This week

This week brought some mixed results, but mostly positive (dare I say). The good: getting GPS traces and trying to use them for “scoring” out-of-segment walkability seems to work pretty well, I think. The main problem is testing it properly, because the generation/compilation of h3 polygons with averaged TESSERA embeddings takes a ton of time, and so covering large areas is quite painful. The not necessarily so positive results: I made progress with reconstructing the hedgehog steps in the ABM, but it still somehow is dependent on some manually set parameters.

Hedgehogs

alt text
How have I only discovered this? (unfortunately not an ad, but could be...)

Reconstructing the steps from the iSSA coefficients somehow turned out to be quite tricky. Especially balancing the step length (and turning angle) coefficients and the landscape preference coefficients. Reconstructing the coefficients with no manually-set parameters intervention results in sometimes questionable results down the line, as the agents occasionally tend to overemphasize either one of the two co-variate categories. Therefore, it seems that some simple (currently done with one coefficient) manual fitting can be helpful, to guide the probabilities in next step selection.

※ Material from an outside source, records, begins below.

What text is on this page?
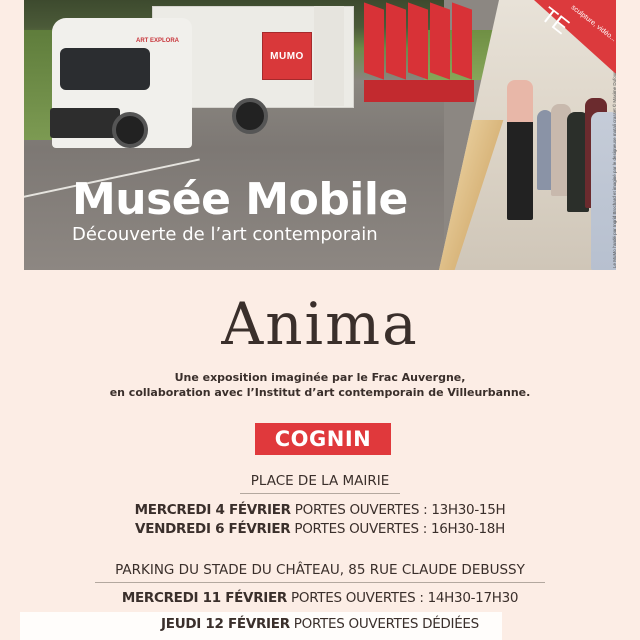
ART EXPLORA
MUMO
Musée Mobile
Découverte de l’art contemporain
TE
sculpture, vidéo...
Le MuMo l’andé par Ingrid Brochard et imaginé par le designeuse matali crasset © Maxime Dufour
Anima
Une exposition imaginée par le Frac Auvergne,
en collaboration avec l’Institut d’art contemporain de Villeurbanne.
COGNIN
PLACE DE LA MAIRIE
MERCREDI 4 FÉVRIER PORTES OUVERTES : 13H30-15H
VENDREDI 6 FÉVRIER PORTES OUVERTES : 16H30-18H
PARKING DU STADE DU CHÂTEAU, 85 RUE CLAUDE DEBUSSY
MERCREDI 11 FÉVRIER PORTES OUVERTES : 14H30-17H30
JEUDI 12 FÉVRIER PORTES OUVERTES DÉDIÉES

Out-of-segment walkability

Seemingly good progress has been done with the out-of-segment walkability scoring. To summarize what I described last time: I have been working with GPS traces from Openstreetmap (particularly from Cambridge and parts of London) sufficiently remote from known segments (so that it can be assumed they’re not only out-of-segment traces, but that they’re on foot traces) to gather where people have been walking. Since I obviously don’t have negative examples, I’ve focused on relative, similarity-based scoring. As I noted in the introduction - this seems to work well, but it is tough to evaluate, as the generation is really quite slow on my computer.

alt text
alt text
Parker's Piece (Cambridge) out-of-segment walkability, with KNN.
alt text
alt text
Part of Jesus Green (Cambridge) out-of-segment walkability, with KNN.
alt text
alt text
Corner of St. Johns (Cambridge) out-of-segment walkability, with KNN. - should probably loosen up the OSM-based barrier filtering a bit.

I still have some ideas about fitting the models/optimizing the parameters, so this might get better. Should definitely run and compile a larger area overnight, so that I have more to work with and more to evaluate.

Transferred to the Hedgehogs

Somehow, even though it is pretty obvious, I haven’t really realized/haven’t pursued a similar approach applied to the hedgehogs. However, running everything on the same resolution (14 out of 15) takes forever, and one degree lower resolution, the scoring takes hours. I need to figure out if there’s any place/way to run this faster. However, I at least ran scoring with h3 resolution of 11. I added radial sampling to the hexagons, with seven additional points within each polygon.

alt text
alt text
Same approach applied to hedgehogs. Intriguing...

Bramble Hunting

Next Monday, the plan is to go hunting for brambles around Cambridge, as I 1) largely lost confidence in the iNaturalist data, and 2) lost a some of my confidence in my TESSERA-based bramble detection model. With some verified data, I could see how good the existing model actually is, or try quickly creating a new, few-shot model. I need to get things ready for the weekend though, so that we can test it/use it to guide our ‘hunting’ one the go.